I was building a data set for an upcoming football draft. What I am going to attempt to do is set up a draft heuristic that tells you what position you can go the most from by drafting it at any particular moment in the draft. So if QB's are a hot commodity this year, it tells you what performance remains on the draft board and whether you will have better performance from drafting a QB or a running back in your draft slot. So its essence is to instead of taking the best player on the draft board, which analyst will tell you to do because you can trade (of course this analysis ignores how hard it is to trade and what happens if you end up with 5 RB's, which depending on your gift of gab may not be the ideal foundation for making trade propositions,) instead shows you relative outperformance for each subset of positions. So if you can get a +5 over the median/mean QB but you can get a +7 RB you would or should take the RB. The analysis will also be helpful in making trades to complete your team.

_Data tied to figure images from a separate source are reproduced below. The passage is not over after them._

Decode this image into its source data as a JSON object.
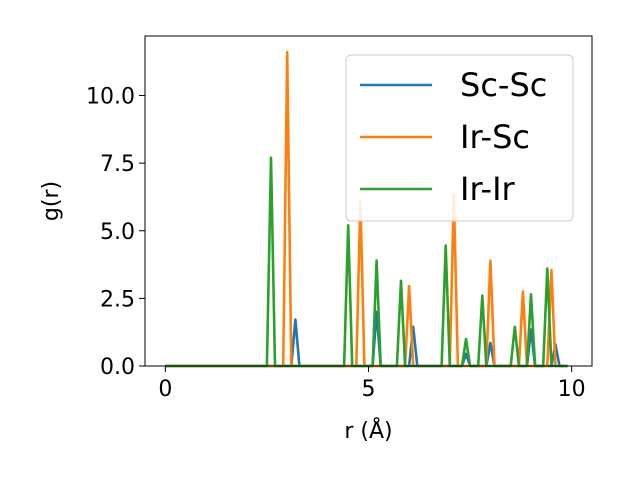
{
  "chart_data": {
    "type": "line",
    "title": "",
    "xlabel": "r (Å)",
    "ylabel": "g(r)",
    "xlim": [
      -0.5,
      10.5
    ],
    "ylim": [
      0,
      12.2
    ],
    "xticks": [
      0,
      5,
      10
    ],
    "xtick_labels": [
      "0",
      "5",
      "10"
    ],
    "yticks": [
      0.0,
      2.5,
      5.0,
      7.5,
      10.0
    ],
    "ytick_labels": [
      "0.0",
      "2.5",
      "5.0",
      "7.5",
      "10.0"
    ],
    "grid": false,
    "legend_position": "top-right",
    "series": [
      {
        "name": "Sc-Sc",
        "color": "#1f77b4",
        "x": [
          0,
          3.1,
          3.2,
          3.3,
          5.1,
          5.2,
          5.3,
          6.0,
          6.1,
          6.2,
          7.3,
          7.4,
          7.5,
          7.9,
          8.0,
          8.1,
          8.9,
          9.0,
          9.1,
          9.5,
          9.6,
          9.7,
          9.9
        ],
        "y": [
          0,
          0,
          1.72,
          0,
          0,
          2.0,
          0,
          0,
          1.45,
          0,
          0,
          0.45,
          0,
          0,
          0.85,
          0,
          0,
          1.35,
          0,
          0,
          0.8,
          0,
          0
        ]
      },
      {
        "name": "Ir-Sc",
        "color": "#ff7f0e",
        "x": [
          0,
          2.9,
          3.0,
          3.1,
          4.7,
          4.8,
          4.9,
          5.9,
          6.0,
          6.1,
          7.0,
          7.1,
          7.2,
          7.9,
          8.0,
          8.1,
          8.7,
          8.8,
          8.9,
          9.4,
          9.5,
          9.6,
          9.9
        ],
        "y": [
          0,
          0,
          11.6,
          0,
          0,
          6.1,
          0,
          0,
          2.95,
          0,
          0,
          6.35,
          0,
          0,
          3.9,
          0,
          0,
          2.75,
          0,
          0,
          3.55,
          0,
          0
        ]
      },
      {
        "name": "Ir-Ir",
        "color": "#2ca02c",
        "x": [
          0,
          2.5,
          2.6,
          2.7,
          4.4,
          4.5,
          4.6,
          5.1,
          5.2,
          5.3,
          5.7,
          5.8,
          5.9,
          6.8,
          6.9,
          7.0,
          7.3,
          7.4,
          7.5,
          7.7,
          7.8,
          7.9,
          8.5,
          8.6,
          8.7,
          8.9,
          9.0,
          9.1,
          9.3,
          9.4,
          9.5,
          9.9
        ],
        "y": [
          0,
          0,
          7.7,
          0,
          0,
          5.2,
          0,
          0,
          3.9,
          0,
          0,
          3.15,
          0,
          0,
          4.45,
          0,
          0,
          1.0,
          0,
          0,
          2.6,
          0,
          0,
          1.45,
          0,
          0,
          2.65,
          0,
          0,
          3.6,
          0,
          0
        ]
      }
    ]
  }
}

However, when investigating the data set I came upon an unsettling set of numbers. Here is the first set in graph form.
So what I was seeing was tiers of players. You can see distinctly the upper echelon of players, then a another, then another, setting up a power law. A regression puts the R-squared at 72%. So then I wondered about the format in which a draft is set up. The normal way in which I have participated is a serpentine format that goes from 1 to 12 and then 12 to 1. So I ran those numbers below.
It definitely shows a two-tiered system of haves and have-nots with the first 5 draft positions able to parlay the superstars outperformance versus the mitigating lower second round draft pick. This leads me to believe that auction drafts, as many claim, have more fair outcomes than the serpentine method. Something to consider as draft season approaches. Good luck out there.